Exoneree Diaries: "You've got anger issues, Dad."
“I haven’t received no counseling. People’s been telling me that I have anger issues. I don’t see it, but you know, of course, you never look at yourself in that manner. But now I’m starting to accept it. Maybe a therapist or somebody could sit down and talk with me. But they [the state] don’t provide you nothing. They don’t provide me no healthcare, no type of therapy, no counseling, nothing.”
“DON’T EAT too much candy!” Jacques hollered to his work friends, one by one, as they headed home from the medical school.
It was Halloween, and despite the smile plastered on his face, Jacques was worn out. He had covered someone else’s deliveries all day while keeping up on his own.
His body was tired. His mind was busy. His heart was heavy. And he felt embarrassed and misunderstood.
“You’ve got anger issues, Dad.”
He didn’t know what to do with those words. The warning had come after a Hennessy-fueled night for his son’s birthday. Jacques didn’t normally drink, but he was trying to fit in and goof off. In jest, he pulled out a knife. But because of his background, it scared his family and friends.
In prison, Jacques would cry and cry through his anger. He was offered medication. He said no because he saw what those pills did to people.
Sometimes, he would lose his temper. When he shared a cell with a Muslim in county jail, Jacques told him he was cool with his prayer schedule. But when the guy washed his feet before praying, he wouldn’t clean out the sink. The carelessness irritated Jacques.
“You mother ------!” Jacques would scream.
A guy from another cell suggested Jacques’ cell mate simply wipe his feet before prayer, and that solved it.
At Stateville, where Jacques did all his time, people trusted him. He would roam around the prison. He showed new correctional officers the ropes. He would find their keys or cash laying about and turn them back in. In the kitchen where he worked, Jacques would give extra taco meat to some guys to get what he wanted. He stock-piled cereal in his cell. It was currency. It was power and control.
But on the outside, more than 20 years after being wrongly convicted, Jacques alarmed the people around him. When his paranoia met his passionate tone of voice – which would quickly rise from raspy and soft to frantic and loud – he would look like he was going to lose it.
“I know he was having a difficult time sleeping,” said Rose, Jacques’ sister, whose upstairs apartment he occupied with their mother. “He was afraid that somebody was going to come up to the house. Every night when he goes upstairs, he locks the door. He locks the inside door that goes upstairs.”

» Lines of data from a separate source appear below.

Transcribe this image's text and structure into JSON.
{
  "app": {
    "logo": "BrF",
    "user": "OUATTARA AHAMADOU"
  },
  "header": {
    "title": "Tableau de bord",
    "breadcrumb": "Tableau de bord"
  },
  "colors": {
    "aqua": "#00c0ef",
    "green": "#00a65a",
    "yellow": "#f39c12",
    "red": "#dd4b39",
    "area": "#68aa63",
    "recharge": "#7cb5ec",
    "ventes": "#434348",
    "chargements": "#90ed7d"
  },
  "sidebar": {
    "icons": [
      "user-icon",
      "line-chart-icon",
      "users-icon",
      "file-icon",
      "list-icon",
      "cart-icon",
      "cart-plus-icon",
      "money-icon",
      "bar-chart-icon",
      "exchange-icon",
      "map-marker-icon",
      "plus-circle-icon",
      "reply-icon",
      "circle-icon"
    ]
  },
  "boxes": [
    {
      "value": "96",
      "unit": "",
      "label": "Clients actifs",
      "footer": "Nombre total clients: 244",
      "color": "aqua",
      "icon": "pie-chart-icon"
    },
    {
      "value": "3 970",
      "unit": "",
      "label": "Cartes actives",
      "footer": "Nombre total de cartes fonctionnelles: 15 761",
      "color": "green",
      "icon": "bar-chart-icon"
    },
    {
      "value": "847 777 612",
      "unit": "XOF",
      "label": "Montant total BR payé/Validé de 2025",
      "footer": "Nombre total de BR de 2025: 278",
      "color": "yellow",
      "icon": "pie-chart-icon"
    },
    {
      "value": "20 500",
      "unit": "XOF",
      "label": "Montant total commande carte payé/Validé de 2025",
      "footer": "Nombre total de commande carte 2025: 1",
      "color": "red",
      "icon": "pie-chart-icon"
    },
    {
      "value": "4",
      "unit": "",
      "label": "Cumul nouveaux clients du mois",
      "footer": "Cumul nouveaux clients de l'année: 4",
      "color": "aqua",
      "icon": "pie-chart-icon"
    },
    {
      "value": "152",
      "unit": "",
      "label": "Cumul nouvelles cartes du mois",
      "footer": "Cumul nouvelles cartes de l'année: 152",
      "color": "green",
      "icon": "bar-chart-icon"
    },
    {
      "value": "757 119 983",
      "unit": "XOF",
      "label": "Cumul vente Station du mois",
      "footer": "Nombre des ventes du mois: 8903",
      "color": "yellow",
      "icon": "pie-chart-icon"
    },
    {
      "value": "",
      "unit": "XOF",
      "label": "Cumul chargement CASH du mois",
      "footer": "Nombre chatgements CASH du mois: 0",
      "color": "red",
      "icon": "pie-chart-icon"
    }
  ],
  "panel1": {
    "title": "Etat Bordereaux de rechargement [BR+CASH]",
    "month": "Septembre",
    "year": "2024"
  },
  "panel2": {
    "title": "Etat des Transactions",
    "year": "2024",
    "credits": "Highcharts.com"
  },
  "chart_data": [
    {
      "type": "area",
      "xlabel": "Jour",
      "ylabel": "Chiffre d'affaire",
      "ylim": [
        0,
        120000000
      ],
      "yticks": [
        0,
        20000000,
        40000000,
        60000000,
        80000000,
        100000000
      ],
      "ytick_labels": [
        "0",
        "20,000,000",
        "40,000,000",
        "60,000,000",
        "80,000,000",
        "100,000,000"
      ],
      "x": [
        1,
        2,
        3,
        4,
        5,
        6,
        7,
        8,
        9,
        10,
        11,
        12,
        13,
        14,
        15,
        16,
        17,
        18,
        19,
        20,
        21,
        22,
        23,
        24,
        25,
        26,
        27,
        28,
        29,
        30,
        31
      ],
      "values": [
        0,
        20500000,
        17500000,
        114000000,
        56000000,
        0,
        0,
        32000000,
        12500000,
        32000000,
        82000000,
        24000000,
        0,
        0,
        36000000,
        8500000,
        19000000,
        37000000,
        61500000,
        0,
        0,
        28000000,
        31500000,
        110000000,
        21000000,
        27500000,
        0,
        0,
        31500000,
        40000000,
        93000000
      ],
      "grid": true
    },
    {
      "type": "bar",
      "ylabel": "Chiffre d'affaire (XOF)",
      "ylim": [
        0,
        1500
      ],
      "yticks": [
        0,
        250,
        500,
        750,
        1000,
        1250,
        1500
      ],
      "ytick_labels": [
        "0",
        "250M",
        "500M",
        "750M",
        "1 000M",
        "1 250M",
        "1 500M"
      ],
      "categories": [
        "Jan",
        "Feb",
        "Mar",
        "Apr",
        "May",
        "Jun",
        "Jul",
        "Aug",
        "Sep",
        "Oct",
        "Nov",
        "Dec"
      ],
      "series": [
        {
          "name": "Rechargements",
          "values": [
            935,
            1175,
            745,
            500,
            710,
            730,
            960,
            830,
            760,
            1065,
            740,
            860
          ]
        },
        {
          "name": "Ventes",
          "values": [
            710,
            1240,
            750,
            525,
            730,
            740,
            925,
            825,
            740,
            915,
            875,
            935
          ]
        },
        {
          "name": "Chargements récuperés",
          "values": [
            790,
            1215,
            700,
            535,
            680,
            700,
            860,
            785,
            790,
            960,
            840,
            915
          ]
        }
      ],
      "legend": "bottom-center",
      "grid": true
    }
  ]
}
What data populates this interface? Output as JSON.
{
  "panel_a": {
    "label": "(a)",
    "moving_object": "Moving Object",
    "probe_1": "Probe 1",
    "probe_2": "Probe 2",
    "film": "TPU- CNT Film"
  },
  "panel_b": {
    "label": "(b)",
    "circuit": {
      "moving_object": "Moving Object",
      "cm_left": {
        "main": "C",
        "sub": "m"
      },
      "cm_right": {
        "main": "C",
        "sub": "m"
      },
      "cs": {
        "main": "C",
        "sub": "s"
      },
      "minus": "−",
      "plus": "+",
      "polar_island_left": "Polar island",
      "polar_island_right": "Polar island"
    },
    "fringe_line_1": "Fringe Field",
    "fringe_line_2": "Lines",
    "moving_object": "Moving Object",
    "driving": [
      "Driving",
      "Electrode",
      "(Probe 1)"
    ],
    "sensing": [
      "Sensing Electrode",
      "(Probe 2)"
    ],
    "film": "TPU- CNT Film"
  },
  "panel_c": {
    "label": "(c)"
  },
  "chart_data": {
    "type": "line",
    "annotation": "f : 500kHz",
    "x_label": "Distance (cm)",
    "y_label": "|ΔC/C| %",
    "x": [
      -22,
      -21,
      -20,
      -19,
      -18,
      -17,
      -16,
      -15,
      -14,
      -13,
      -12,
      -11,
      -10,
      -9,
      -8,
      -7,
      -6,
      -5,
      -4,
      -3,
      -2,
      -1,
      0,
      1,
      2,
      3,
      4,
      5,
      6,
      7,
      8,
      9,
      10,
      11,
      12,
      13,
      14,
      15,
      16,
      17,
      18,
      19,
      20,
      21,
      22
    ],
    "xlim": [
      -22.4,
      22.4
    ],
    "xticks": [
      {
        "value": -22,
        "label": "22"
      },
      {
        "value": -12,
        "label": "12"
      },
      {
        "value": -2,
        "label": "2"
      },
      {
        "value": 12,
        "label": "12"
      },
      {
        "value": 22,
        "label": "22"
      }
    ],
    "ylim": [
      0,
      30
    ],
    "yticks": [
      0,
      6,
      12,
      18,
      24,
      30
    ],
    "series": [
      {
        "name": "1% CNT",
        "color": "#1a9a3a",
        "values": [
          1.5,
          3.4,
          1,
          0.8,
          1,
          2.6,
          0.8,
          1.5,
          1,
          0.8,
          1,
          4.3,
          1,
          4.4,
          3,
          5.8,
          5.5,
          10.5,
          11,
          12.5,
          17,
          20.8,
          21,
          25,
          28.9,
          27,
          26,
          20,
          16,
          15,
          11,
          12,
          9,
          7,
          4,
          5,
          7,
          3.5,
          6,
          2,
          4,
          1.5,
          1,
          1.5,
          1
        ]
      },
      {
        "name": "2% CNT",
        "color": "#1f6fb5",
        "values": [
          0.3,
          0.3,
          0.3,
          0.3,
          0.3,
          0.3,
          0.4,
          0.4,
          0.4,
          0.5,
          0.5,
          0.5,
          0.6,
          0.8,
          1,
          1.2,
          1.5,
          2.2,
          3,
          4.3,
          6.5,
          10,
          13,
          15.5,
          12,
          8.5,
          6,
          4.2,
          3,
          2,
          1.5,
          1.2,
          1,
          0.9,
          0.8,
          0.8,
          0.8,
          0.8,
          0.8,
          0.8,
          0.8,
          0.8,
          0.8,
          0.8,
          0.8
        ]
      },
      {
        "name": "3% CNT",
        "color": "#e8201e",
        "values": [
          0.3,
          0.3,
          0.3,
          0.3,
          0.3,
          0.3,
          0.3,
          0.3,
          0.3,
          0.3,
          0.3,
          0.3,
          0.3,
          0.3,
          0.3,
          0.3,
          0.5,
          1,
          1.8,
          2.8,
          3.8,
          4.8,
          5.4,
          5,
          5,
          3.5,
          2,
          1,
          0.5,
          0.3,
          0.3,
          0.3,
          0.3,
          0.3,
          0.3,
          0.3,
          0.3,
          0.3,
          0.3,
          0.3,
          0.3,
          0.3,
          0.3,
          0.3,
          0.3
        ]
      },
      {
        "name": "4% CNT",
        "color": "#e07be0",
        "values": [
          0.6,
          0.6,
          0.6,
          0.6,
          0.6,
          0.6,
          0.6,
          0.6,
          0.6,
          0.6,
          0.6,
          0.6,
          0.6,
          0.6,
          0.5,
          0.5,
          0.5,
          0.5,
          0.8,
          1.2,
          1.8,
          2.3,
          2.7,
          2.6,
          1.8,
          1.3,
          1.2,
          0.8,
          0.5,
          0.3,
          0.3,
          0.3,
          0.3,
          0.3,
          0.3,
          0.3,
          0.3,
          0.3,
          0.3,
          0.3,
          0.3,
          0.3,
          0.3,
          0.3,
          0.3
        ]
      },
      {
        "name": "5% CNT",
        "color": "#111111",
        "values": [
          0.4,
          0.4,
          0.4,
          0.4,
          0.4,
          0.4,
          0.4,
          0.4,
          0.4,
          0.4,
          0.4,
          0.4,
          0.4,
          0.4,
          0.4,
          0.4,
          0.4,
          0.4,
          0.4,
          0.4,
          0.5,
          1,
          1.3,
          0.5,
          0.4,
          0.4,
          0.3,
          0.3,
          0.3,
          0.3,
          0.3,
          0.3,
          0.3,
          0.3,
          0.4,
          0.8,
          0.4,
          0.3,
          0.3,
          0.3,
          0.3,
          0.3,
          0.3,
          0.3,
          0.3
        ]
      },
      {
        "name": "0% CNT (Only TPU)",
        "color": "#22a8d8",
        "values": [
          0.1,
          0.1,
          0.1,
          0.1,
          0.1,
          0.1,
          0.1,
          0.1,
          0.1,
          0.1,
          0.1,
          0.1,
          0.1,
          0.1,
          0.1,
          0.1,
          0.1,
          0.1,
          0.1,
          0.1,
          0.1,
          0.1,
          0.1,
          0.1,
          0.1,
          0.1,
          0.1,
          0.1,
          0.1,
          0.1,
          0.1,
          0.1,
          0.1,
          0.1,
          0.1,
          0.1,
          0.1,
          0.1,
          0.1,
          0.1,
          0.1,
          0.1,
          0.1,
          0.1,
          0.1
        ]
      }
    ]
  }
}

Rose had recently seen Jacques outside her home preparing to throw a rock with his left hand and waving his cell phone with his right hand. It was nighttime, and he had tried to call her, but her phone was on silent.
“What are you doing?”
“There’s something there!” Jacques exclaimed. “It’s right there. Can you see it?”
A small black mass moved through the gangway. Jacques was convinced it was a possum. His son Richard had once lived at Rose’s too, and he told Jacques he once saw a possum just outside the house.
The innocuous detail roused Jacques’ fears every time he walked home at night.
Finally, one night, he saw something dark scamper through the gangway.
Rose told Jacques that if it was a possum, it wasn’t dangerous.
Jacques asked her to send down one of the dogs to scare it. Rose said no because the possum might have rabies.
“I thought you said it wasn’t dangerous!” Jacques yelled.
He called to his mom upstairs to see if she could scare it away.
Rose went to get a flashlight. She pointed it at the suspicious creature.
“It’s a bag dude,” she said, laughing and relieved.
Jacques’ heart pounded as the garbage bag gulped the air around them and kept moving.